While the neighborhood was (and still is) a lot less desirable just a block or two away, we felt that Wesleyan’s proximity would at the very least prevent any further deterioration and our property abutted a section of Washington Street Historic District listed on the National Registry of Historic Places – a fact that assured us protection from future commercial development uncertainties. So we kept returning to this dilapidated house in Middletown – a house that had been on the market for over a year with no bidders – like a lot of houses in the area. We knew with a lot of elbow grease, penny-pinching and creativity we could restore this house, and in doing so, we thought we just might encourage our neighbors to do the same.
The transformation of our block in the past four years – all with a struggling economy, mind you – has been astonishing. This small group of middle class residents has literally invested hundreds of thousands of dollars of hard-earned money in our homes and our historic neighborhood – with significant long-term benefits of these private investments going to the city as a whole. In lieu of multiple summer vacations, we painted our house, and within the year two other houses were painted. We sacrificed dinners out, new clothes and cut coupons so we could install new energy-efficient windows. Our next door neighbors put on a new roof and gutters. A coworker gave me tons of seedlings and we planted a garden in our backyard. Seeing the new garden, our neighbor on Lincoln Street apologized for leaving junk on his side of the fence and cleaned it up. So we planted more gardens. Then we called up the landlord of the other house next door and asked her to fix up the garage. A few weeks later, the rotted garage door and broken window were replaced and the whole thing was painted. This year our neighbor had her front yard landscaped by her children for Mother’s Day. There are white rocking chairs on the new front porch to admire the view. Passersby literally stop and look at our beautiful houses now, and give us their compliments if we happen to be outside. Dog owners stop and pick up after their pets now. People aren’t dropping trash on our curb and sidewalk anymore.
Middletown has already started its work for the revaluation of all real estate. It will come as no surprise to us and some of our neighbors when our homes are assessed (and subsequently taxed) at significantly higher rates, in recognition of their increased property values.
Our city needs more residents like us and the significant investments we are making – not more poorly conceived commercial development which robs from the progress we have made. We are the living, breathing HEART of Middletown’s present and future revitalization and we are the ANCHORS of these marginal neighborhoods. Yet we have our breaking point. If the MX zone is expanded to allow commercial development next to our homes, we will quickly vanish, and you will never be able to attract homeowners like us to this area again. Middletown’s Plan of Development recognizes the inherent flaw of “an ‘economic development at any cost’ mentality that in the end turns out to be counterproductive and divisive.” We hope its Planning and Zoning Commission have the same foresight. Thank you for your time and consideration.

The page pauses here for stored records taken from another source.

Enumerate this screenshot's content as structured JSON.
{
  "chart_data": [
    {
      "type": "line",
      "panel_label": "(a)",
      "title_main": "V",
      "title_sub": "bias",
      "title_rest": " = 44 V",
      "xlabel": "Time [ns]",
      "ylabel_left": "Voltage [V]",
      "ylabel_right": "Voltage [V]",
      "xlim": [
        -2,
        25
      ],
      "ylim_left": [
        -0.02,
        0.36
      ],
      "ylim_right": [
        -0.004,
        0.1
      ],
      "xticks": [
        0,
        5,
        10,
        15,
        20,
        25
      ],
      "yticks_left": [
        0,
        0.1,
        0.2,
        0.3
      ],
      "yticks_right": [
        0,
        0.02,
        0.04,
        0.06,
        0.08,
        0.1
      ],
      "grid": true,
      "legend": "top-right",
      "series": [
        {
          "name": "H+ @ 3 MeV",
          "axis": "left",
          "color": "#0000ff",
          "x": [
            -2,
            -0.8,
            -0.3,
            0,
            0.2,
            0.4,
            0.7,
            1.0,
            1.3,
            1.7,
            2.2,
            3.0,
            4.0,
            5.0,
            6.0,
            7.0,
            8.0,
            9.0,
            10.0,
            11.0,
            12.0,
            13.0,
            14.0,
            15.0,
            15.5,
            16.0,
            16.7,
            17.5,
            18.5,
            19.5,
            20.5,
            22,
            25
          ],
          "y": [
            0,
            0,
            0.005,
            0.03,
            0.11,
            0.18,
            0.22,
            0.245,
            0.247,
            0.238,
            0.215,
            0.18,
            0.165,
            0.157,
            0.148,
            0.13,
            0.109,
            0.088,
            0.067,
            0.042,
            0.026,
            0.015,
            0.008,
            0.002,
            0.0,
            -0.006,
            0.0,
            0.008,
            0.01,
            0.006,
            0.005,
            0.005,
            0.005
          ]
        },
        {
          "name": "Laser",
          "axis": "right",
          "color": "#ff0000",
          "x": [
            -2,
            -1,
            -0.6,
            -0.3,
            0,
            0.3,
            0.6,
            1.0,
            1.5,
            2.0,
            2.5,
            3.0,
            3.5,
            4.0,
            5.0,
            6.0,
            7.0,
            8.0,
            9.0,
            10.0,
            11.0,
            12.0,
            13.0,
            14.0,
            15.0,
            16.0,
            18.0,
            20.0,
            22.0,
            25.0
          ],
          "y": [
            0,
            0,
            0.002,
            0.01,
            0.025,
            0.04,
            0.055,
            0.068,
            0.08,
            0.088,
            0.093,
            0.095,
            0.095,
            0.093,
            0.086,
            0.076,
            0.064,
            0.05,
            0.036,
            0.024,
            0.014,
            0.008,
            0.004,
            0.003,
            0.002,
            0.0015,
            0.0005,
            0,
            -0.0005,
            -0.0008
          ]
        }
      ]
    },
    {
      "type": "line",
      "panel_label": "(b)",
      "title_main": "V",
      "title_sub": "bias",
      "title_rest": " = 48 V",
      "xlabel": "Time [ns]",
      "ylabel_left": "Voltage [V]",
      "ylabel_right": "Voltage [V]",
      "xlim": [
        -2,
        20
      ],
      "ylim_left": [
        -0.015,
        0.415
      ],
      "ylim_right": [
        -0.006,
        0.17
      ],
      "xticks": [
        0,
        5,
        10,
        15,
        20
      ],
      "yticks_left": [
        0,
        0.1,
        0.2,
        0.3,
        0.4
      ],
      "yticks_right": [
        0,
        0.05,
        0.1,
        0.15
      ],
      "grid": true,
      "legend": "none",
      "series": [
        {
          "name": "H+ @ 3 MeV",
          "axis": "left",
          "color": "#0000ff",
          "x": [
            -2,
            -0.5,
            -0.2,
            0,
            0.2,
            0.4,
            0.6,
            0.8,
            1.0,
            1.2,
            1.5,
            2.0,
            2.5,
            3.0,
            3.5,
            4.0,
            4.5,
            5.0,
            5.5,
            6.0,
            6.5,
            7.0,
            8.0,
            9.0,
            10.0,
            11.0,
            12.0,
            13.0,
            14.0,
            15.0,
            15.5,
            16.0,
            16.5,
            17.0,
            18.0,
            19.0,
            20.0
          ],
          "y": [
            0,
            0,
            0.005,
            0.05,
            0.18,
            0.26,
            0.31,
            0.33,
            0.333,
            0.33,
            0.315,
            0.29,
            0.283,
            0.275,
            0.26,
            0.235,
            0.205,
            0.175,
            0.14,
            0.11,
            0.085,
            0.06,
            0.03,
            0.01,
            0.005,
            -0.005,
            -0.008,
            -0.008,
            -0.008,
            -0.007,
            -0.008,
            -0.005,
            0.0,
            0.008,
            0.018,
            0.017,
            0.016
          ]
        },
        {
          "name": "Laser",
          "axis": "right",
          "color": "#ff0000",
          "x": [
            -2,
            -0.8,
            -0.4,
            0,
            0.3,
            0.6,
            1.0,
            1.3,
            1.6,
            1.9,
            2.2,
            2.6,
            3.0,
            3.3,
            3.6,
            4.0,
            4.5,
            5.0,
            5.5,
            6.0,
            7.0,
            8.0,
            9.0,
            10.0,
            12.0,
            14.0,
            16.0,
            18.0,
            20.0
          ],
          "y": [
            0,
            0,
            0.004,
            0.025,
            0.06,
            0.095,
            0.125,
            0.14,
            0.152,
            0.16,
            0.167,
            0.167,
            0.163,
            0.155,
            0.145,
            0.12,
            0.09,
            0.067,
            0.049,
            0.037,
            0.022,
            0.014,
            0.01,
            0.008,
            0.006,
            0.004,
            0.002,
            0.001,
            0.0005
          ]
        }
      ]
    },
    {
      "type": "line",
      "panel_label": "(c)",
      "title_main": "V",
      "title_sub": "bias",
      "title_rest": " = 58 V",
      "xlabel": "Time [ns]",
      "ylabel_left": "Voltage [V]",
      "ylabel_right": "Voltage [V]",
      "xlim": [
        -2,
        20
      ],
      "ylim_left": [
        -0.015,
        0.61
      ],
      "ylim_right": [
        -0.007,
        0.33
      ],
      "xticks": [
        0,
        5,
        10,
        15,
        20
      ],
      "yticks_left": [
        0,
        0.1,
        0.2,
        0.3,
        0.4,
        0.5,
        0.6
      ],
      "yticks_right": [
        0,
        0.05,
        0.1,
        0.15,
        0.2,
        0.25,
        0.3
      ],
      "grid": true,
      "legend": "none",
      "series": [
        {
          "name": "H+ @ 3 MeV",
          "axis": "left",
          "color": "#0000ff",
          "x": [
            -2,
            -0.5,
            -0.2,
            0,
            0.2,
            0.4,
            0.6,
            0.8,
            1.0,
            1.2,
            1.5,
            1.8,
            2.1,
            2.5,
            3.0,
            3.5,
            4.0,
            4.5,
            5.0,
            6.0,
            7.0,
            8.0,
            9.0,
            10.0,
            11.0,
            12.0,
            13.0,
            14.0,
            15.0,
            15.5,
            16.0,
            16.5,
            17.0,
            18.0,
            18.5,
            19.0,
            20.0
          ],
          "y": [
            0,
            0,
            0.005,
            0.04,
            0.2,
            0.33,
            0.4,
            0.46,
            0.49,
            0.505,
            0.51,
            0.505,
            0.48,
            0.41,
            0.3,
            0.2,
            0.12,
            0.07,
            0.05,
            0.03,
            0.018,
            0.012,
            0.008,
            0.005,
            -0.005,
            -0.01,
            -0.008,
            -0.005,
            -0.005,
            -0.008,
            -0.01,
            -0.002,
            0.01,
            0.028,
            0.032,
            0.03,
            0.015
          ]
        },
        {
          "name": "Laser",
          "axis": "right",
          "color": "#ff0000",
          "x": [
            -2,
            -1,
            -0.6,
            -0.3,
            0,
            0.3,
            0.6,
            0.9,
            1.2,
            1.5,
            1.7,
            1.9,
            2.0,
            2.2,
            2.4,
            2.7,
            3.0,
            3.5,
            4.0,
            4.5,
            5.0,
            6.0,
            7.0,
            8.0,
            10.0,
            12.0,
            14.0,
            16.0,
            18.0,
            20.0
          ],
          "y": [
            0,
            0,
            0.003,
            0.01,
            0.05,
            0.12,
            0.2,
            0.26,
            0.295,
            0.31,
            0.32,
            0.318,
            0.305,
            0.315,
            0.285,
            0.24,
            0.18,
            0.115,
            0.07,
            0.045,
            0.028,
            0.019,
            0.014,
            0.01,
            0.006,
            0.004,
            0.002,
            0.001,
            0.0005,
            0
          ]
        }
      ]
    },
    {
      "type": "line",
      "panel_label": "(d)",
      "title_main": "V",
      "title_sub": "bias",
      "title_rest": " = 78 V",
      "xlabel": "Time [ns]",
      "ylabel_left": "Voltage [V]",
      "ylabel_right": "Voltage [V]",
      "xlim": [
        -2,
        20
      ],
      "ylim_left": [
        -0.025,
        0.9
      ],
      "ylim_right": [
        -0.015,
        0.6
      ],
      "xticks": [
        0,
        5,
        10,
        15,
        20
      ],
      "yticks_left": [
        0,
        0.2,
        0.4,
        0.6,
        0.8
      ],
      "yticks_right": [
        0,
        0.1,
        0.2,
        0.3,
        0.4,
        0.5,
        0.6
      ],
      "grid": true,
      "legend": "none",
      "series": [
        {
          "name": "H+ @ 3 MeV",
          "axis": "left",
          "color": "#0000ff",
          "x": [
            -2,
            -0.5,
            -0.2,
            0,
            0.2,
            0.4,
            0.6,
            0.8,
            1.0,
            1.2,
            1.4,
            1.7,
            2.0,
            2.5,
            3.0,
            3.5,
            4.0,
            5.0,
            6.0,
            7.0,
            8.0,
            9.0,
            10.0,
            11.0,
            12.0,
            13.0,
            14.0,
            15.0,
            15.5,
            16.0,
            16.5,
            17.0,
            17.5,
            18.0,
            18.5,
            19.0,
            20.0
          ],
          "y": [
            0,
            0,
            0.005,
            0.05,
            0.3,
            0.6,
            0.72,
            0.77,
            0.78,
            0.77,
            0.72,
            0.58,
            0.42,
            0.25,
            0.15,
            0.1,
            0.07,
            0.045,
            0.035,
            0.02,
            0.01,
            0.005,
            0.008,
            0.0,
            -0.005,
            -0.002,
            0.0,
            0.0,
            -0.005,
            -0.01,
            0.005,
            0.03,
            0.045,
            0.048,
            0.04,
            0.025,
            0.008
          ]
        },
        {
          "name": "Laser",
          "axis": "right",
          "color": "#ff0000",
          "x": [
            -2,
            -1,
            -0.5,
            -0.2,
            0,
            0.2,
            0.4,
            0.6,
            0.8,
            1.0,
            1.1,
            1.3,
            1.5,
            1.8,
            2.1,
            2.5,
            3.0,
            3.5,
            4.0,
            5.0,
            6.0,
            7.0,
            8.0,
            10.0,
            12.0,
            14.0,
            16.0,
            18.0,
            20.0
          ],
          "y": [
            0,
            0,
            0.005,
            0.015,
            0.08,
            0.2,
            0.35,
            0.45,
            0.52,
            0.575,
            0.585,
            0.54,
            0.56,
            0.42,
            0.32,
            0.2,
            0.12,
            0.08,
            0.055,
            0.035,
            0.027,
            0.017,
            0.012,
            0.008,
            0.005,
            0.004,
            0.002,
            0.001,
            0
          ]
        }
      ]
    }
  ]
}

[Footnote: CGS 12-62(b)(2) allows assessors to use one of three methods in determining a property’s value: (1) market sales comparison, (2) cost approach, and (3) income approach. Since the developer is planning to build a new structure, the assessor will more than likely value the land based on comparable commercial parcels and the building based on the cost of construction. ]
- Jennifer Campbell Proto
The Planning and Zoning Commission will meet at 7PM on March 13 in Common Council chambers in City Hall to deliberate and vote on the proposed change. If you oppose the change, it's important to attend to show your support for Middletown's neighborhoods.